Temporary destination directory is /tmp/
Out file name is /tmp/sysinfo-snapshot-v3.7.7-SKT-6GTB-ARS-20241119-214015.tgz
/tmp/sysinfo-snapshot-v3.7.7-SKT-6GTB-ARS-20241119-214015.tgz:
SKT-6GTB-ARS-20241119-214015.html
amber_info
cables
commands_txt_output
devlink
dmesg
dmidecode
ecn
err_messages:
dummy_functions - contains all not found commands
dummy_paths - contains all not existing internal files (/paths)
dummy_external_paths - contains all not existing external files (/paths)
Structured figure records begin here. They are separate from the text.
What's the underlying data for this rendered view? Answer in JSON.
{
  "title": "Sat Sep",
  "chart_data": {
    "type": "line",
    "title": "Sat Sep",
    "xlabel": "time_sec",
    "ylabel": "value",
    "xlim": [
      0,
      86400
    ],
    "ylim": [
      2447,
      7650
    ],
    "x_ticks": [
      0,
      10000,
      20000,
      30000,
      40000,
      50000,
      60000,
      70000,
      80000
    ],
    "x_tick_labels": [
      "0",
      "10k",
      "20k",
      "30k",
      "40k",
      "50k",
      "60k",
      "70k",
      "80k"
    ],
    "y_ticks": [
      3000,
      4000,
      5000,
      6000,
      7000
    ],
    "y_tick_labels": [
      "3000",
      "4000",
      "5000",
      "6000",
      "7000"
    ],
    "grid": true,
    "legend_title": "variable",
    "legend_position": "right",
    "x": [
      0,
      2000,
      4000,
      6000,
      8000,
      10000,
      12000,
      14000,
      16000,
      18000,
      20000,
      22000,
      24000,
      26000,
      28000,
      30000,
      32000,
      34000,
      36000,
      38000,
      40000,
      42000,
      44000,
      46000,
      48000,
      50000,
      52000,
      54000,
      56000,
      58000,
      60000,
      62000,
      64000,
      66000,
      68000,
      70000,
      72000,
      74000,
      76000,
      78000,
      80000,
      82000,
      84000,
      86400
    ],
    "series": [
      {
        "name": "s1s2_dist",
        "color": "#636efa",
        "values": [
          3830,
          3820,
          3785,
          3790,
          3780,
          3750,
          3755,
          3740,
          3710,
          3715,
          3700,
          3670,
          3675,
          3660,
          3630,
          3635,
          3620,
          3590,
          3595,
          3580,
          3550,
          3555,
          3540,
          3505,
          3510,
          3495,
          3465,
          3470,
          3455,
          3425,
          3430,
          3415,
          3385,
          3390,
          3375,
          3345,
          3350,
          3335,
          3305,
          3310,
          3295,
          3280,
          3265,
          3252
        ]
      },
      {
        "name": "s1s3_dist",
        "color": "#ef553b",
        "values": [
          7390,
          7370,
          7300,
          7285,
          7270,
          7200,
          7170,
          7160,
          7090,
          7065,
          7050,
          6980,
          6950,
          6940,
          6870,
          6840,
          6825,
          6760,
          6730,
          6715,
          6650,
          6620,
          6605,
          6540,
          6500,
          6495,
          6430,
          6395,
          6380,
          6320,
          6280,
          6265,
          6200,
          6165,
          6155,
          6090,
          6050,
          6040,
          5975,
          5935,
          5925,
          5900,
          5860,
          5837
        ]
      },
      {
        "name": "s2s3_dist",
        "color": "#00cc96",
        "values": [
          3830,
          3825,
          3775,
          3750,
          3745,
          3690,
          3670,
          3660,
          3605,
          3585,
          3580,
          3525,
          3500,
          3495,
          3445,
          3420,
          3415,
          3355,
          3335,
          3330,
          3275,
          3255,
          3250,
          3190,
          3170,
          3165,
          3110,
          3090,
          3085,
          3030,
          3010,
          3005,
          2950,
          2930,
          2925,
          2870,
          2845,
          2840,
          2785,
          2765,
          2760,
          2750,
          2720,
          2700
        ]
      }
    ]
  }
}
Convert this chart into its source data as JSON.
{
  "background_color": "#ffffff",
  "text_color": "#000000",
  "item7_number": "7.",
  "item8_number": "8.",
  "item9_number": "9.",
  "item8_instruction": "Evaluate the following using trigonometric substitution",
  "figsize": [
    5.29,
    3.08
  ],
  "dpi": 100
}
etc_udev_rulesd - contains all files under /etc/udev/rules.d
ethtool_S - contains all files which are generated from invoking ethtool -S <interface>
firmware - contains all firmware files (mst dump files and commands outputs)
journal
lib_udev_rulesd - contains all files under /lib/udev/rules.d
lshw
pcie_files
performance_tuning_analyze.html
pkglist
show_irq_affinity_all
sr_iov.html
trace
var_log_dmesg
var_log_syslog
According to the dmesg log, the driver somehow failed to load for 0000:01:00.0 and 0000:01:00.1.
[Tue Nov 19 16:02:14 2024] mlx5_core: probe of 0000:01:00.0 failed with error -16
[Tue Nov 19 16:04:14 2024] mlx5_core: probe of 0000:01:00.1 failed with error -16
I’m still checking the provided logs, but could you please try a cold reboot (i.e., full AC cycle) or ipmi chassis power cycle commend (you need to install ipmitool) while I’m doing so? I’ve seen this kind of driver-loading error in the past, and performing a cold reboot resolved the issues.